Maj. Lillian Berry, ALU's Sexual Assault Response Coordinator and SAAC organizer, said by inviting Hinves, she hoped to provide audience members the opportunity to examine the merits of the case from several standpoints.

"Leaders should know survivor rights as they pertain to sexual assault and make sure that they use all resources to take care of the survivor," she said. "In the case of Jessica, her leadership failed to tend to her needs and the climate established allowed her to be re-victimized emotionally and psychologically by members of the unit.

"Also, because the unit had preconceived ideas that the perpetrator was a good Airman, they were less inclined to offer the support Jessica needed.

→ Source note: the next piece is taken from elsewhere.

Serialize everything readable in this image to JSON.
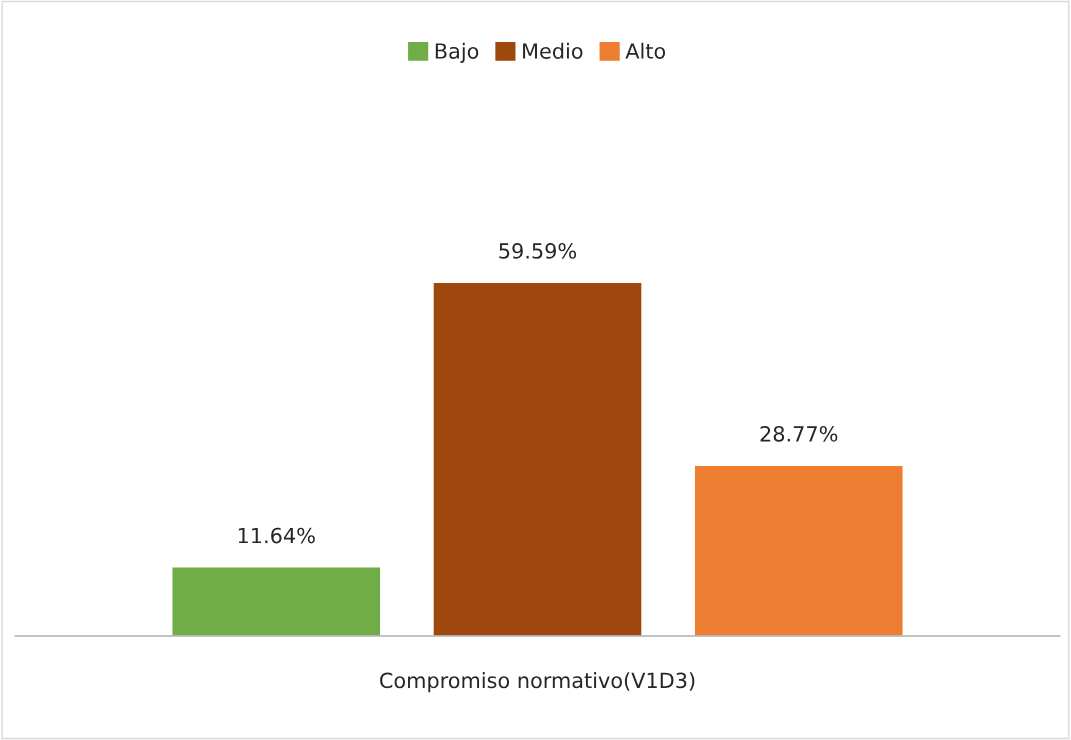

It is not the command's job to investigate or pass judgment, but is their responsibility to safeguard the rights of all parties involved and foster a healthy climate."

Finally, Berry said the event promoted open and honest discussion on a subject that is a source of discomfort for some and even taboo for others. She said she thinks the Army is taking a hard look at how it treats the issue and that's an indication things could improve.

"The Army is taking steps to acknowledge our shortfalls, look at the hard truth and attack the issue," she said. "This year 'The Invisible War' became a mandatory training tool, even though it does not paint the military in general in a positive light, and I think that says a lot about how dedicated the Army is about exposing the issue so we can solve it."